Booth Id:
CBIO030T
Category:
Computational Biology and Bioinformatics
Year:
2019
Finalist Names:
Azhar, Dua (School: Beehive Science and Technology Academy)
Kargi, Sanjana (School: Beehive Science and Technology Academy)
Abstract:
The p53 protein, known for its role in preventing cancer, can also become the cause of cancer when mutated. Finding a way to understand the protein and develop a way to reactivate it has been a focus of cancer research.
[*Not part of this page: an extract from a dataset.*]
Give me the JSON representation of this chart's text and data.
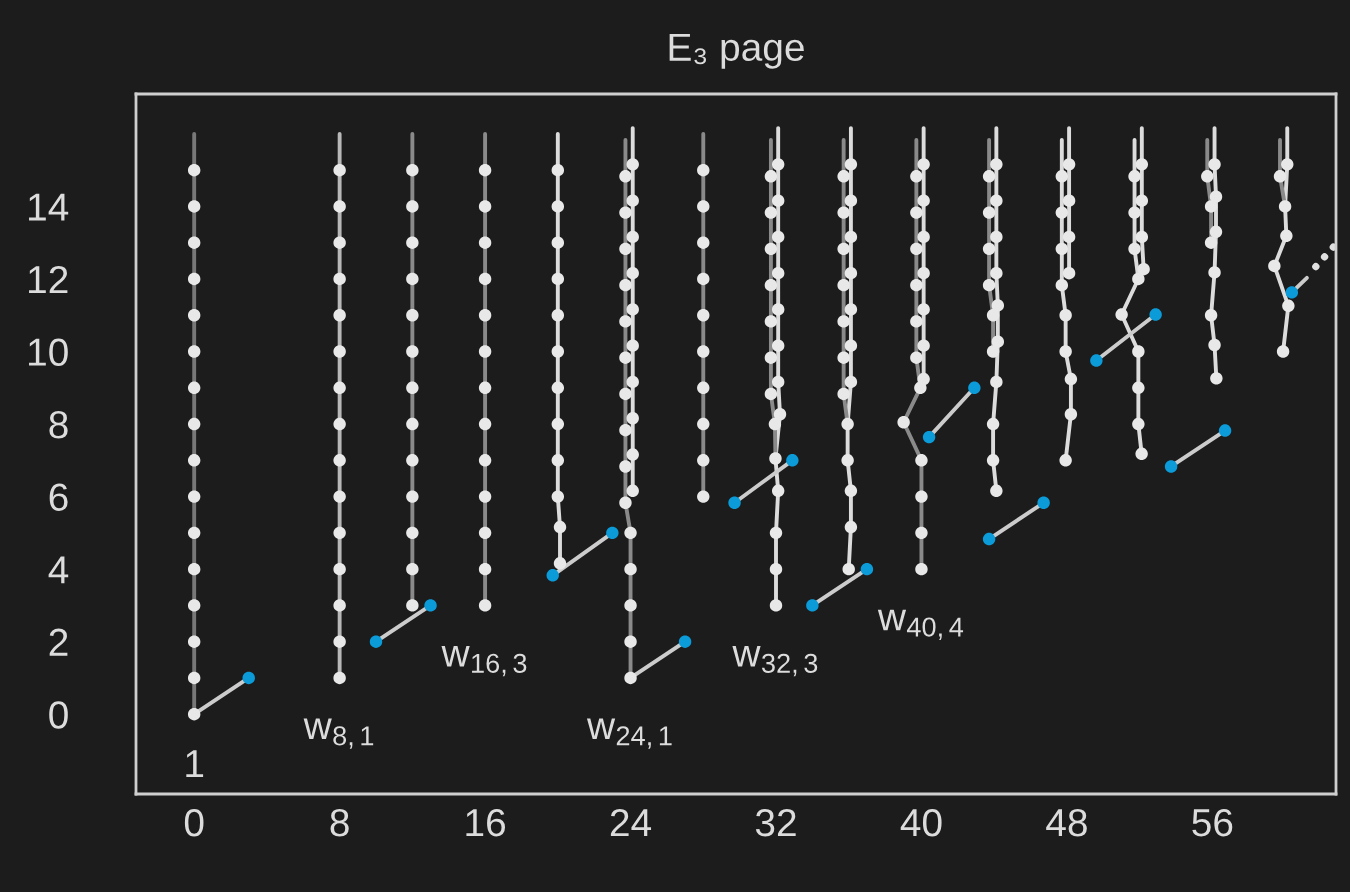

By utilizing artificial intelligence and machine learning algorithms, we can predict the transcriptional activity of a p53 protein in silico, and reduce the workload that is needed to do so in vitro. p53’s 2D and 3D structures can be analyzed to predict whether it is active or inactive. By using a dataset of over 30,000 p53 mutations with 5,409 features each, we can train a computer to assist in the prediction. Coding in Python, we used four different algorithms to concentrate our data set and train a model for prediction. First, with Correlation-based Feature Selection (CFS), we selected the 20 features that most influence p53’s activity. Then we used the unsupervised learning technique, Random Cut Forest (RCF), to detect and label the data. We used a one-level decision tree, also known as a decision stump, to train and predict with our model. To improve performance, we supplemented the Decision Tree with the meta-algorithm AdaBoost. Between RCF and AdaBoost, our model used both bagging and boosting techniques. We started prediction with only a fraction of our attributes before eventually using all 5407. To increase the speed when working with all the features, we used deep learning techniques. With the help of neural networks, we were able to predict mutant p53’s transcriptional activity with 99.75% accuracy in just over 10 minutes. p53 mutations are present in 50% of human cancers and is one of the most common causes of cancer. By identifying which p53 mutations are harmful, we can more accurately identify cancer in its early stages.